I'm currently writing some code to convert an arbitrary data structure to Apache Arrow vectors and got stuck on something relatively simple, namely, how to write a byte[]
to a ListVector
.
When writing data to a ListVector
through a BaseWriter.ListWriter
, primitive types can be added very easily – ie, writer.integer().writeInt(i)
or writer.float4().writeFloat4(f)
.
However, for variable length types like bytes (or strings), one is only left with methods with signatures similar to:
public void write(VarBinaryHolder h);
public void writeVarBinary(int start, int end, ArrowBuf buffer);
With VarBinaryHolder
being a simple generated wrapper class for an ArrowBuf
that does not even have a constructor.
I was expecting something similar to what the VarBinaryVector
offers, which has a Mutator
with a setSafe(int index, byte[] bytes)
method that does exactly what is expected.

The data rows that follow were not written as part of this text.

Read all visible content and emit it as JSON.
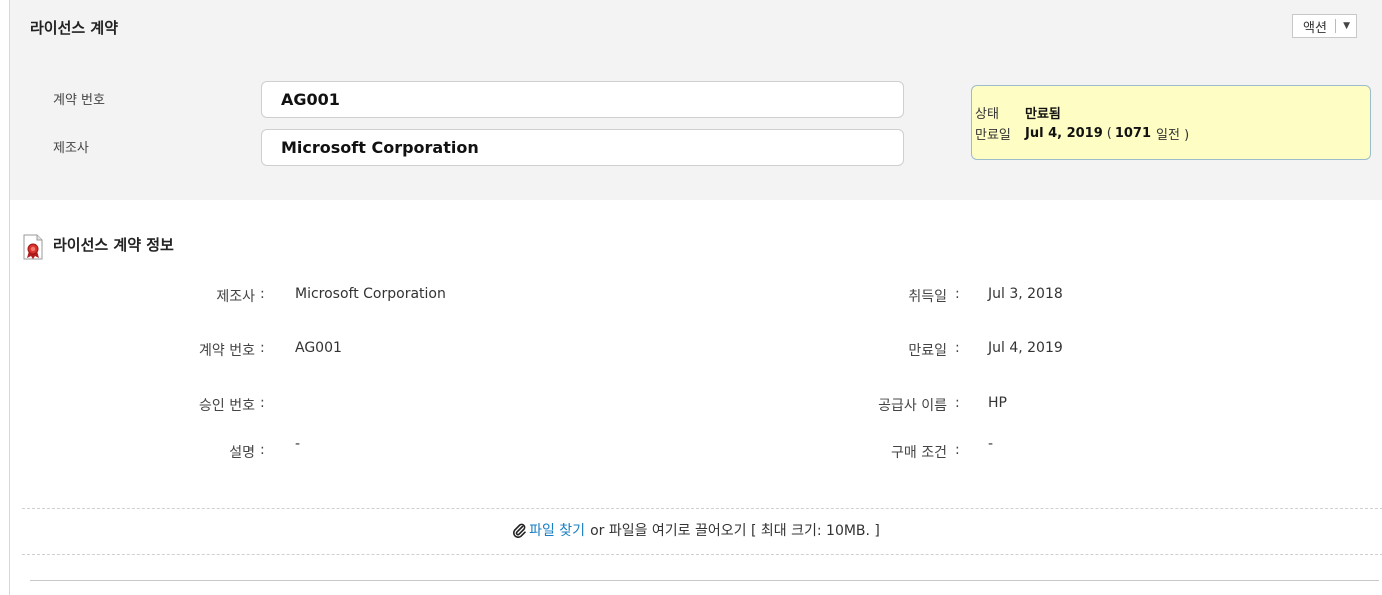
{
  "header": {
    "title": "라이선스 계약",
    "action_label": "액션",
    "action_caret": "▼"
  },
  "summary": {
    "agreement_number_label": "계약 번호",
    "agreement_number_value": "AG001",
    "manufacturer_label": "제조사",
    "manufacturer_value": "Microsoft Corporation"
  },
  "status_panel": {
    "status_label": "상태",
    "status_value": "만료됨",
    "expiry_label": "만료일",
    "expiry_date": "Jul 4, 2019",
    "days_open": "(",
    "days_value": "1071",
    "days_suffix": "일전 )"
  },
  "section": {
    "title": "라이선스 계약 정보",
    "colon": ":",
    "left": [
      {
        "label": "제조사",
        "value": "Microsoft Corporation"
      },
      {
        "label": "계약 번호",
        "value": "AG001"
      },
      {
        "label": "승인 번호",
        "value": ""
      },
      {
        "label": "설명",
        "value": "-"
      }
    ],
    "right": [
      {
        "label": "취득일",
        "value": "Jul 3, 2018"
      },
      {
        "label": "만료일",
        "value": "Jul 4, 2019"
      },
      {
        "label": "공급사 이름",
        "value": "HP"
      },
      {
        "label": "구매 조건",
        "value": "-"
      }
    ]
  },
  "upload": {
    "browse_link": "파일 찾기",
    "rest_text": "or 파일을 여기로 끌어오기 [ 최대 크기: 10MB. ]"
  },
  "colors": {
    "status_bg": "#fefec4",
    "status_border": "#9bbccb",
    "link": "#1a7fc1",
    "header_bg": "#f3f3f3"
  },
  "icons": {
    "section_icon": "certificate-icon",
    "upload_icon": "paperclip-icon",
    "action_icon": "caret-down-icon"
  }
}
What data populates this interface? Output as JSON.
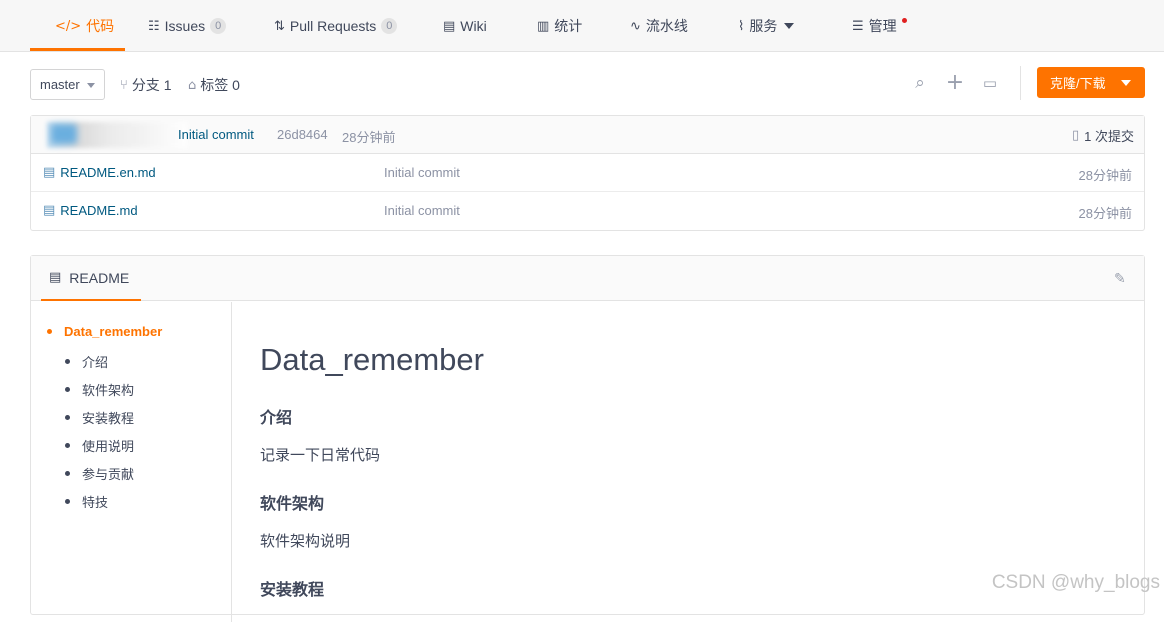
{
  "tabs": [
    {
      "id": "code",
      "icon": "code-icon",
      "glyph": "</>",
      "label": "代码",
      "active": true
    },
    {
      "id": "issues",
      "icon": "issues-icon",
      "glyph": "☷",
      "label": "Issues",
      "badge": "0"
    },
    {
      "id": "pulls",
      "icon": "pull-request-icon",
      "glyph": "⇅",
      "label": "Pull Requests",
      "badge": "0"
    },
    {
      "id": "wiki",
      "icon": "wiki-icon",
      "glyph": "▤",
      "label": "Wiki"
    },
    {
      "id": "stats",
      "icon": "stats-icon",
      "glyph": "▥",
      "label": "统计"
    },
    {
      "id": "pipeline",
      "icon": "pipeline-icon",
      "glyph": "∿",
      "label": "流水线"
    },
    {
      "id": "services",
      "icon": "services-icon",
      "glyph": "⌇",
      "label": "服务"
    },
    {
      "id": "manage",
      "icon": "manage-icon",
      "glyph": "☰",
      "label": "管理"
    }
  ],
  "accent_color": "#fe7300",
  "branch": {
    "current": "master",
    "branches_label": "分支 1",
    "tags_label": "标签 0"
  },
  "clone_button": "克隆/下载",
  "commit": {
    "message": "Initial commit",
    "hash": "26d8464",
    "time": "28分钟前",
    "count_label": "1 次提交"
  },
  "files": [
    {
      "name": "README.en.md",
      "message": "Initial commit",
      "time": "28分钟前"
    },
    {
      "name": "README.md",
      "message": "Initial commit",
      "time": "28分钟前"
    }
  ],
  "readme": {
    "tab_label": "README",
    "toc": [
      "Data_remember",
      "介绍",
      "软件架构",
      "安装教程",
      "使用说明",
      "参与贡献",
      "特技"
    ],
    "title": "Data_remember",
    "sections": [
      {
        "heading": "介绍",
        "text": "记录一下日常代码"
      },
      {
        "heading": "软件架构",
        "text": "软件架构说明"
      },
      {
        "heading": "安装教程",
        "text": ""
      }
    ]
  },
  "watermark": "CSDN @why_blogs"
}
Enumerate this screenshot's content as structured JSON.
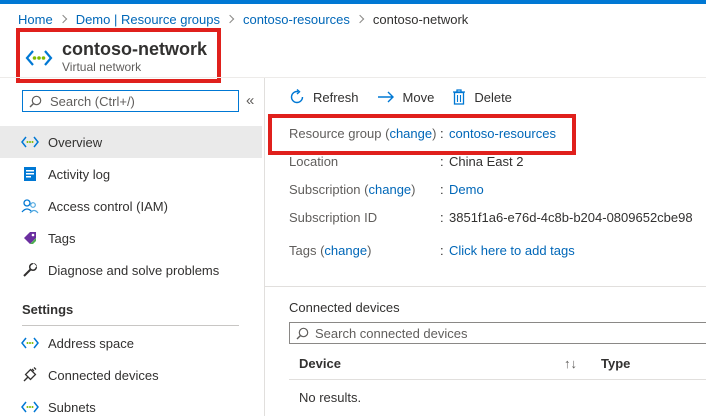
{
  "breadcrumb": {
    "items": [
      "Home",
      "Demo | Resource groups",
      "contoso-resources"
    ],
    "current": "contoso-network"
  },
  "resource": {
    "name": "contoso-network",
    "type": "Virtual network"
  },
  "sidebar": {
    "search_placeholder": "Search (Ctrl+/)",
    "collapse_glyph": "«",
    "items": [
      {
        "label": "Overview",
        "icon": "vnet-icon",
        "active": true
      },
      {
        "label": "Activity log",
        "icon": "activity-log-icon"
      },
      {
        "label": "Access control (IAM)",
        "icon": "iam-people-icon"
      },
      {
        "label": "Tags",
        "icon": "tag-icon"
      },
      {
        "label": "Diagnose and solve problems",
        "icon": "wrench-icon"
      }
    ],
    "section_title": "Settings",
    "settings_items": [
      {
        "label": "Address space",
        "icon": "vnet-icon"
      },
      {
        "label": "Connected devices",
        "icon": "plug-icon"
      },
      {
        "label": "Subnets",
        "icon": "vnet-icon"
      }
    ]
  },
  "toolbar": {
    "refresh_label": "Refresh",
    "move_label": "Move",
    "delete_label": "Delete"
  },
  "essentials": {
    "colon": ":",
    "resource_group_label": "Resource group",
    "change_label": "(change)",
    "change_link": "change",
    "resource_group_value": "contoso-resources",
    "location_label": "Location",
    "location_value": "China East 2",
    "subscription_label": "Subscription",
    "subscription_value": "Demo",
    "subscription_id_label": "Subscription ID",
    "subscription_id_value": "3851f1a6-e76d-4c8b-b204-0809652cbe98",
    "tags_label": "Tags",
    "tags_value": "Click here to add tags"
  },
  "connected_devices": {
    "title": "Connected devices",
    "search_placeholder": "Search connected devices",
    "columns": [
      "Device",
      "Type"
    ],
    "sort_glyph": "↑↓",
    "empty_text": "No results."
  },
  "colors": {
    "accent": "#0078d4",
    "link": "#0067b8",
    "highlight_box": "#e0201c"
  }
}
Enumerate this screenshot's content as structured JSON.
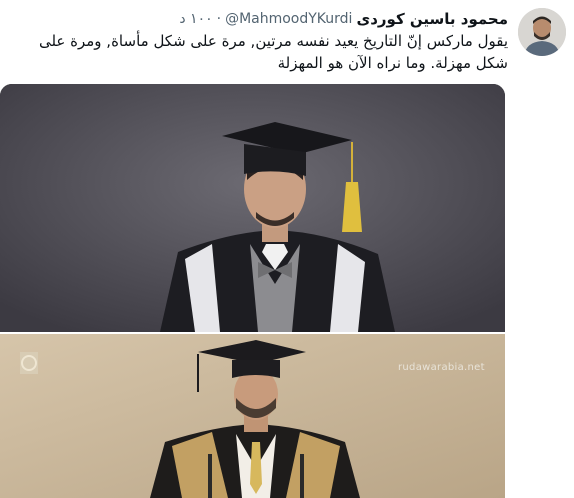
{
  "tweet": {
    "display_name": "محمود باسين كوردى",
    "handle": "@MahmoodYKurdi",
    "separator": "·",
    "time": "١٠٠ د",
    "text": "يقول ماركس إنّ التاريخ يعيد نفسه مرتين, مرة على شكل مأساة, ومرة على شكل مهزلة. وما نراه الآن هو المهزلة"
  },
  "media": {
    "watermark": "rudawarabia.net"
  },
  "colors": {
    "name": "#0f1419",
    "secondary": "#536471",
    "background": "#ffffff"
  }
}
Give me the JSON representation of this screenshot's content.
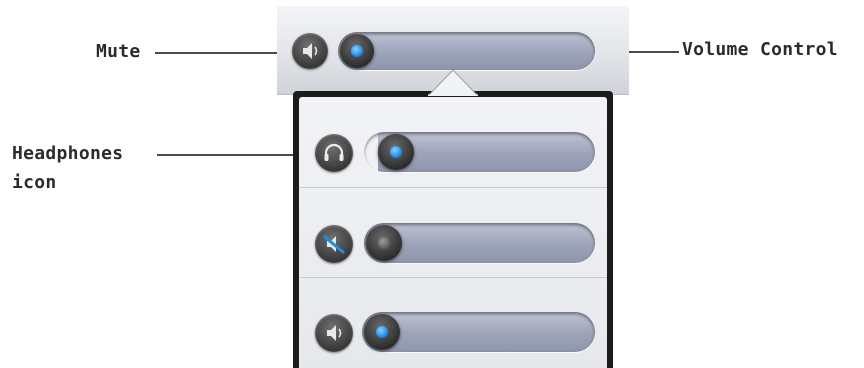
{
  "callouts": {
    "mute": "Mute",
    "volume_control": "Volume Control",
    "headphones_line1": "Headphones",
    "headphones_line2": "icon"
  },
  "sliders": {
    "main_volume": {
      "icon": "speaker-icon",
      "value": 0.0,
      "knob_color": "#1f8ff0"
    },
    "headphones": {
      "icon": "headphones-icon",
      "value": 0.0,
      "knob_color": "#1f8ff0"
    },
    "muted": {
      "icon": "muted-speaker-icon",
      "value": 0.0,
      "knob_color": "#5d5d5d"
    },
    "speaker": {
      "icon": "speaker-icon",
      "value": 0.0,
      "knob_color": "#1f8ff0"
    }
  },
  "colors": {
    "accent": "#1f8ff0",
    "mute_strike": "#1a8fe6"
  }
}
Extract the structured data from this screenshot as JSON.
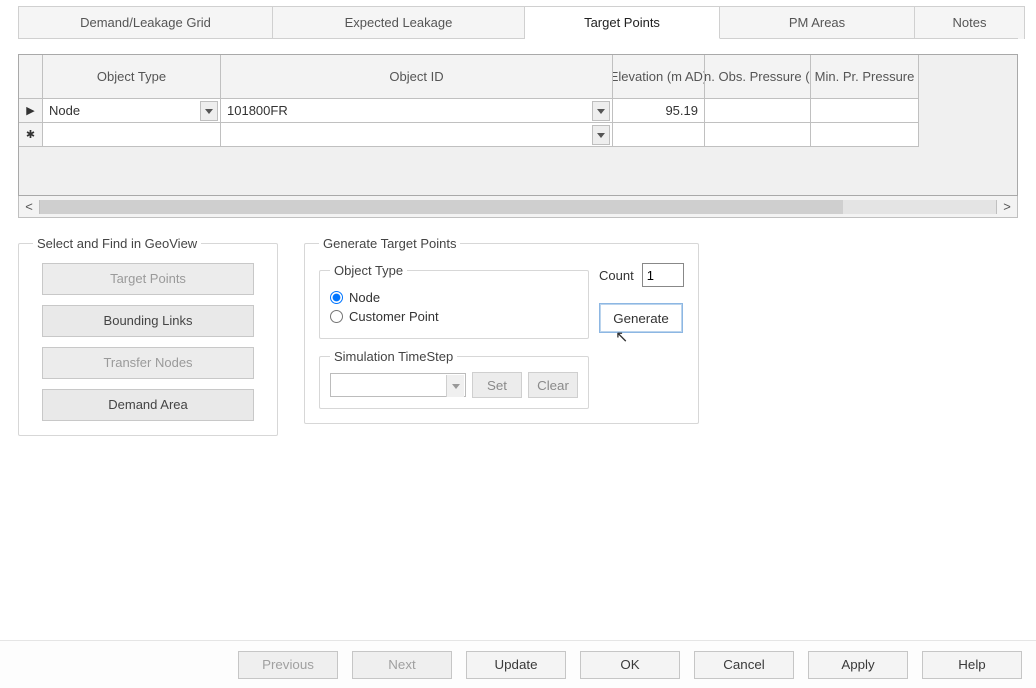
{
  "tabs": [
    {
      "label": "Demand/Leakage Grid",
      "active": false
    },
    {
      "label": "Expected Leakage",
      "active": false
    },
    {
      "label": "Target Points",
      "active": true
    },
    {
      "label": "PM Areas",
      "active": false
    },
    {
      "label": "Notes",
      "active": false
    }
  ],
  "grid": {
    "headers": {
      "object_type": "Object Type",
      "object_id": "Object ID",
      "elevation": "Elevation (m AD)",
      "min_obs": "Min. Obs. Pressure (m)",
      "min_pr": "Min. Pr. Pressure"
    },
    "rows": [
      {
        "object_type": "Node",
        "object_id": "101800FR",
        "elevation": "95.19",
        "min_obs": "",
        "min_pr": ""
      }
    ]
  },
  "geoview": {
    "legend": "Select and Find in GeoView",
    "buttons": [
      {
        "label": "Target Points",
        "enabled": false
      },
      {
        "label": "Bounding Links",
        "enabled": true
      },
      {
        "label": "Transfer Nodes",
        "enabled": false
      },
      {
        "label": "Demand Area",
        "enabled": true
      }
    ]
  },
  "generate": {
    "legend": "Generate Target Points",
    "object_type_legend": "Object Type",
    "radio_node": "Node",
    "radio_customer": "Customer Point",
    "selected": "node",
    "count_label": "Count",
    "count_value": "1",
    "generate_btn": "Generate",
    "sim_legend": "Simulation TimeStep",
    "sim_value": "",
    "set_btn": "Set",
    "clear_btn": "Clear"
  },
  "footer": {
    "previous": "Previous",
    "next": "Next",
    "update": "Update",
    "ok": "OK",
    "cancel": "Cancel",
    "apply": "Apply",
    "help": "Help"
  },
  "glyphs": {
    "row_current": "▶",
    "row_new": "✱"
  }
}
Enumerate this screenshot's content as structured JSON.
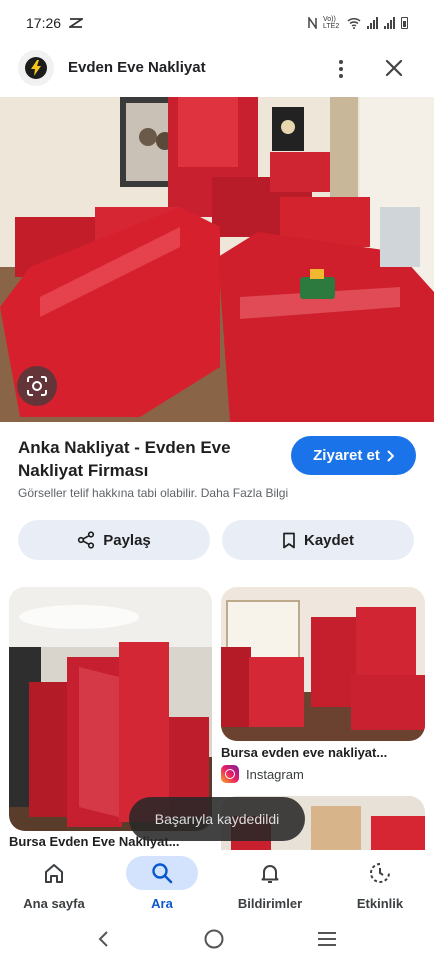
{
  "status_bar": {
    "time": "17:26",
    "network_label": "Vo)) LTE2"
  },
  "header": {
    "site_name": "Evden Eve Nakliyat"
  },
  "result": {
    "title": "Anka Nakliyat - Evden Eve Nakliyat Firması",
    "visit_label": "Ziyaret et",
    "copyright_notice": "Görseller telif hakkına tabi olabilir. Daha Fazla Bilgi"
  },
  "actions": {
    "share_label": "Paylaş",
    "save_label": "Kaydet"
  },
  "related": [
    {
      "caption": "Bursa Evden Eve Nakliyat..."
    },
    {
      "caption": "Bursa evden eve nakliyat...",
      "source": "Instagram"
    }
  ],
  "toast": {
    "message": "Başarıyla kaydedildi"
  },
  "bottom_nav": [
    {
      "label": "Ana sayfa",
      "icon": "home-icon",
      "active": false
    },
    {
      "label": "Ara",
      "icon": "search-icon",
      "active": true
    },
    {
      "label": "Bildirimler",
      "icon": "bell-icon",
      "active": false
    },
    {
      "label": "Etkinlik",
      "icon": "activity-icon",
      "active": false
    }
  ],
  "colors": {
    "accent": "#1a73e8",
    "active_nav": "#0b57d0",
    "active_nav_bg": "#d3e3fd",
    "chip_bg": "#e9eef6",
    "wrap_red": "#d8202e"
  }
}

Furthermore, there seems to be no straightforward way to wrap a byte array into an ArrowBuf
, the only one I see being to write data to a fresh VarBinaryVector
and fetching the underlying ArrowBuf
afterwards.
So, my interrogations are:
- Is it just the API missing a method, or should I not even be using a list vector to store lists of bytes1?
- Is there another obvious way to do this that I missed?
1 A VarBinaryVector
would do for simple cases, but I want to be able to nest lists as well. Also, the list's ability to contain multiple types can be useful as well.